Providers such as Dr. Ahmann and Diabetes Educator Fry point to recently published clinical literature suggesting non-insulin-treated Type 2 diabetes patients experience clinically meaningful improvements in glycemic control as compared to patients not using SMBG (Harashima S, Fukushima T, Sasaki M, Nishi Y, et al. Self-monitoring of blood glucose improves glycaemic control in oral hypoglycaemic agent (OHA)-treated type 2 diabetes (SMBG-OHA study) Diabetes Metab Res Rev 2013;29:77-84).

 

“By restricting access to self-monitoring, the HERC proposed criteria may reduce the quality of patient care, because it may discourage or prevent medically necessary testing by requiring patients to submit an appeal or pay for testing out-of-pocket. Even for those patients that fall within the proposed coverage criteria, many may not bother to obtain coverage,” said Fry.

 

Dr. Ahmann and Fry also note that several exceptions will be included in this new proposed Medicaid coverage criteria, including allowing coverage for at least one test strip per day for newly diagnosed patients; patients changing treatment regimen; patients with unexplained or new onset of hyperglycemia; and patients with recent history of hypoglycemia.

 

“Having patients monitoring once weekly is useless, as there is no way that once weekly monitoring would do anything to reduce high blood sugar,” said Dr. Ahmann.

 

Additionally, these providers worry that not only is patient safety at risk, but also there is a lack of evidence to support this change.

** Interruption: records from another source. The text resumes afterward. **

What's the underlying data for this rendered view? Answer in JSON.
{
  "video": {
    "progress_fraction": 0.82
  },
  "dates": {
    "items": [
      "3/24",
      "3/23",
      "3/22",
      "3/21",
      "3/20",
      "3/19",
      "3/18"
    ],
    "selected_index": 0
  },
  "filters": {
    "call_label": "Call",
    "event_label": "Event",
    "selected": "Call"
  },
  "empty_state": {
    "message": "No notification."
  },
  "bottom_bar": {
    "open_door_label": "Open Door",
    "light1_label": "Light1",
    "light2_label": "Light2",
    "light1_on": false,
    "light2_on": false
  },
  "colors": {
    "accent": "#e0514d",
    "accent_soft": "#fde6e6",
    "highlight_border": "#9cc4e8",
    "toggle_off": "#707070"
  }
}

Says Dr. Ahmann, “The scientific literature on the topic of self-monitoring for blood glucose levels is poor, inconsistent, and clinically irrelevant to a large degree.  Combining various studies with different design, different primary outcomes and many other variables does not allow the usual level of evidence attributed to the methods applied in this discussion.”

 

Says Gary Puckrein, Ph.D, and president and chief executive officer of the National Minority Quality Forum notes that almost one in 10 Oregonians are living with diabetes. He is concerned about the disproportionate effect that could happen to minorities with diabetes, and that the proposed guidelines do not coincide with the Oregon Legislature’s most recent actions.

 

He adds, “In the most recent regular legislative session, the Oregon Legislature passed legislation declaring a diabetes emergency and requiring the Oregon Health Authority, by February 1, 2015, to report to the Legislature on the prevalence of and costs related to pre-diabetes and diabetes in Oregon, and on the development of a strategic plan to address pre-diabetes, diabetes and diabetes-related complications. This clear acknowledgement by Oregon legislators of the need for additional information to support such a change in policy is buttressed by the recent announcement from the Patient-Centered Outcomes Research Institute (PCORI) of a three-year, $2 million grant to the University of North Carolina Chapel Hill to assess the impact of different approaches to self-monitoring of blood glucose.”

 

Thursday afternoon, the HERC committee will be asked by Dr. Ahmann and the Oregon Diabetes Educators to delay consideration of this coverage change in light of two upcoming studies that are not yet complete, the Patient Center for Outcomes Research Institute and the Oregon Diabetes Cost Reduction study.

 

Adds Fry, “As a person with diabetes, I and my doctor need to be the ones deciding when I test. Life influences my diabetes and how it is controlled.”